Abstract:A method for 3D interpolation between hard spheres is described. The function to be interpolated could be the charge density between atoms in condensed matter. Its electrostatic potential is found analytically, and so are various integrals. Periodicity is not required. The interpolation functions are localized structure-adapted linear combinations of spherical waves, socalled unitary spherical waves (USWs), centered at the spheres where they have cubic-harmonic character. Input to the interpolation are the coefficients in the cubic-harmonic expansion of the target function at and slightly outside the spheres; specifically, the values and 3 first radial derivatives. To fit this, we use USWs with 4 negative energies. Each interpolation function is actually a linear combination of these 4 sets of USWs with the following properties: (1) It is centered at a specific sphere where it has a specific cubic-harmonic character and radial derivative. (2) Its value and first 3 radial derivatives vanish at all other spheres and for all other cubic-harmonics.
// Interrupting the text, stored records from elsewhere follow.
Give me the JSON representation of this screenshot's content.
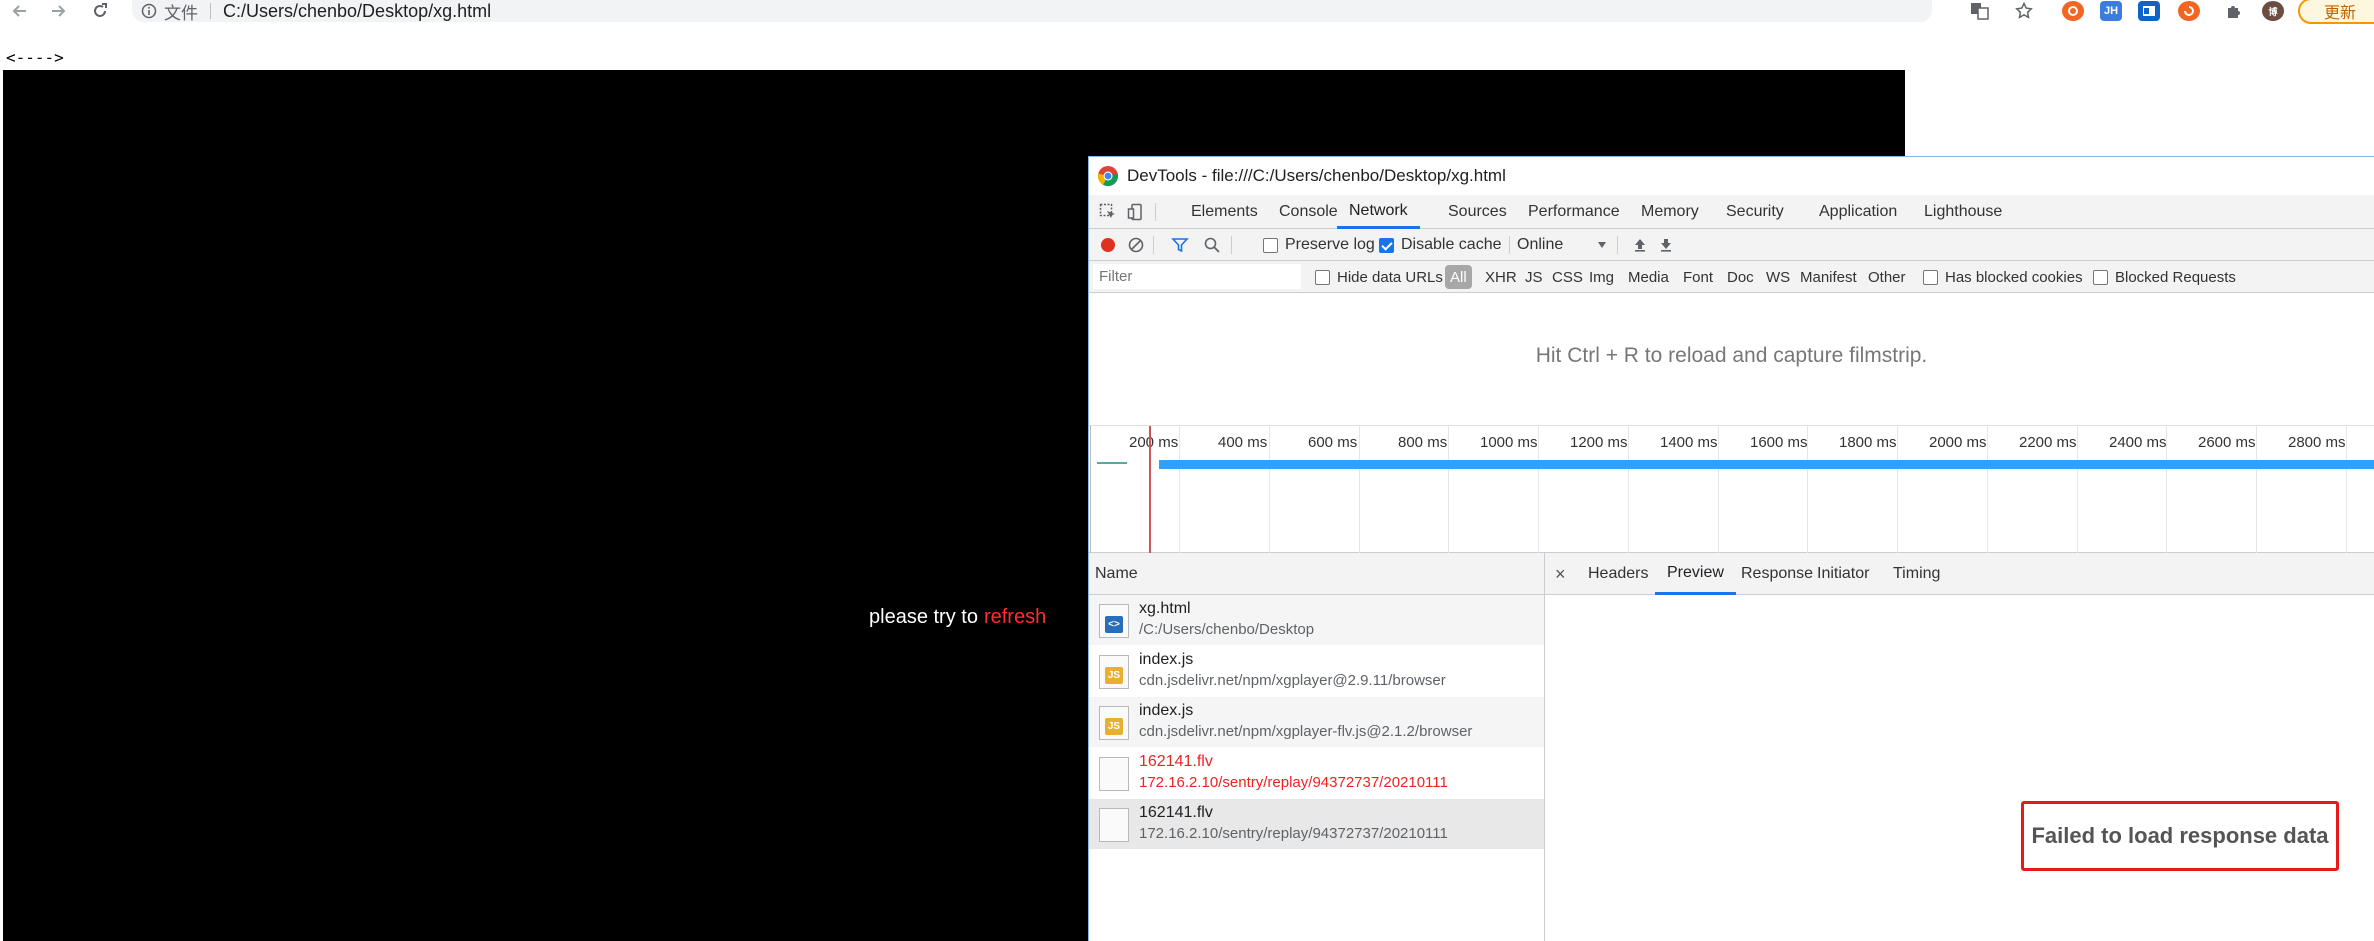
{
  "browser": {
    "scheme_label": "文件",
    "url": "C:/Users/chenbo/Desktop/xg.html",
    "update_label": "更新",
    "ext_jh": "JH",
    "avatar_label": "博"
  },
  "page": {
    "arrow_text": "<---->",
    "error_prefix": "please try to",
    "refresh_label": "refresh"
  },
  "devtools": {
    "title": "DevTools - file:///C:/Users/chenbo/Desktop/xg.html",
    "tabs": [
      "Elements",
      "Console",
      "Network",
      "Sources",
      "Performance",
      "Memory",
      "Security",
      "Application",
      "Lighthouse"
    ],
    "active_tab": "Network",
    "toolbar": {
      "preserve_log": "Preserve log",
      "disable_cache": "Disable cache",
      "throttle": "Online"
    },
    "filter": {
      "placeholder": "Filter",
      "hide_data_urls": "Hide data URLs",
      "types": [
        "All",
        "XHR",
        "JS",
        "CSS",
        "Img",
        "Media",
        "Font",
        "Doc",
        "WS",
        "Manifest",
        "Other"
      ],
      "has_blocked_cookies": "Has blocked cookies",
      "blocked_requests": "Blocked Requests"
    },
    "filmstrip_message": "Hit Ctrl + R to reload and capture filmstrip.",
    "timeline_ticks": [
      "200 ms",
      "400 ms",
      "600 ms",
      "800 ms",
      "1000 ms",
      "1200 ms",
      "1400 ms",
      "1600 ms",
      "1800 ms",
      "2000 ms",
      "2200 ms",
      "2400 ms",
      "2600 ms",
      "2800 ms"
    ],
    "name_header": "Name",
    "requests": [
      {
        "name": "xg.html",
        "path": "/C:/Users/chenbo/Desktop",
        "type": "html",
        "failed": false
      },
      {
        "name": "index.js",
        "path": "cdn.jsdelivr.net/npm/xgplayer@2.9.11/browser",
        "type": "js",
        "failed": false
      },
      {
        "name": "index.js",
        "path": "cdn.jsdelivr.net/npm/xgplayer-flv.js@2.1.2/browser",
        "type": "js",
        "failed": false
      },
      {
        "name": "162141.flv",
        "path": "172.16.2.10/sentry/replay/94372737/20210111",
        "type": "file",
        "failed": true
      },
      {
        "name": "162141.flv",
        "path": "172.16.2.10/sentry/replay/94372737/20210111",
        "type": "file",
        "failed": false
      }
    ],
    "detail_tabs": [
      "Headers",
      "Preview",
      "Response",
      "Initiator",
      "Timing"
    ],
    "active_detail_tab": "Preview",
    "close_symbol": "×",
    "preview_message": "Failed to load response data"
  }
}
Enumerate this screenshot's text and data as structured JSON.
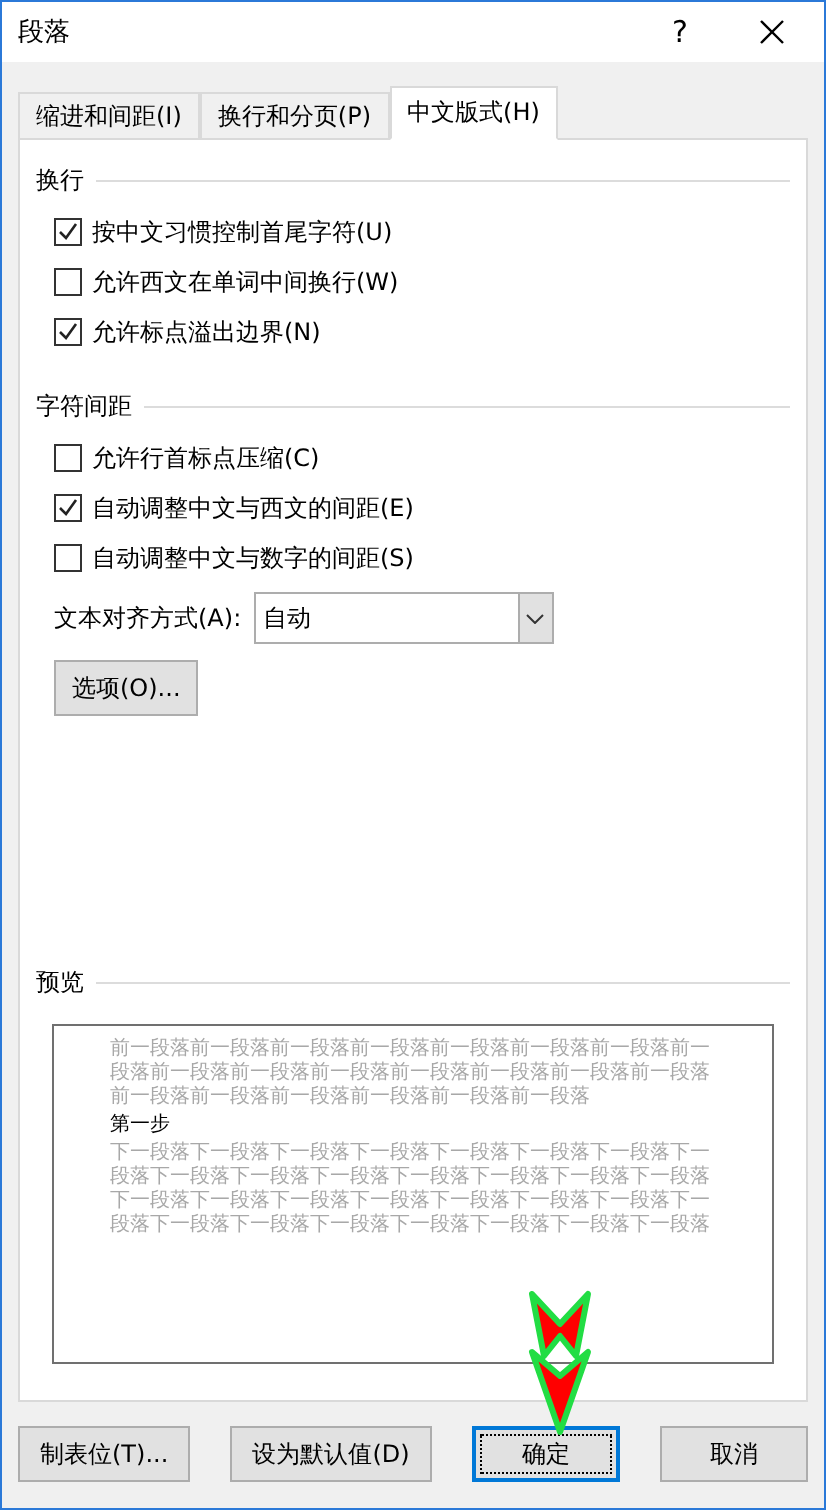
{
  "window": {
    "title": "段落",
    "help": "?"
  },
  "tabs": [
    {
      "label": "缩进和间距(I)",
      "selected": false
    },
    {
      "label": "换行和分页(P)",
      "selected": false
    },
    {
      "label": "中文版式(H)",
      "selected": true
    }
  ],
  "sections": [
    {
      "heading": "换行",
      "items": [
        {
          "kind": "checkbox",
          "label": "按中文习惯控制首尾字符(U)",
          "checked": true
        },
        {
          "kind": "checkbox",
          "label": "允许西文在单词中间换行(W)",
          "checked": false
        },
        {
          "kind": "checkbox",
          "label": "允许标点溢出边界(N)",
          "checked": true
        }
      ]
    },
    {
      "heading": "字符间距",
      "items": [
        {
          "kind": "checkbox",
          "label": "允许行首标点压缩(C)",
          "checked": false
        },
        {
          "kind": "checkbox",
          "label": "自动调整中文与西文的间距(E)",
          "checked": true
        },
        {
          "kind": "checkbox",
          "label": "自动调整中文与数字的间距(S)",
          "checked": false
        },
        {
          "kind": "select",
          "label": "文本对齐方式(A):",
          "value": "自动"
        },
        {
          "kind": "button",
          "label": "选项(O)..."
        }
      ]
    }
  ],
  "preview": {
    "heading": "预览",
    "before": "前一段落前一段落前一段落前一段落前一段落前一段落前一段落前一段落前一段落前一段落前一段落前一段落前一段落前一段落前一段落前一段落前一段落前一段落前一段落前一段落前一段落",
    "step": "第一步",
    "after": "下一段落下一段落下一段落下一段落下一段落下一段落下一段落下一段落下一段落下一段落下一段落下一段落下一段落下一段落下一段落下一段落下一段落下一段落下一段落下一段落下一段落下一段落下一段落下一段落下一段落下一段落下一段落下一段落下一段落下一段落"
  },
  "buttons": [
    {
      "label": "制表位(T)...",
      "default": false
    },
    {
      "label": "设为默认值(D)",
      "default": false
    },
    {
      "label": "确定",
      "default": true
    },
    {
      "label": "取消",
      "default": false
    }
  ],
  "annotation": {
    "kind": "arrow"
  }
}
It is therefore highly localized. Explicit expressions are given for these value-and-derivative (v&d) functions and their Coulomb potentials in terms of the USWs and their structure matrix, including those with zero energy, as well as for integrals over the interstitial of the v&d functions and of their products. Use of point- and space-group symmetries can significantly reduce matrix sizes and the number of v&d functions. For open structures, additional constraints are needed to pinpoint the interpolated function deep in the interstitial. This requires the USW set at one extra energy. As examples, we consider a constant density and the valence-electron densities in zinc-blende structured Si, ZnSe, and CuBr.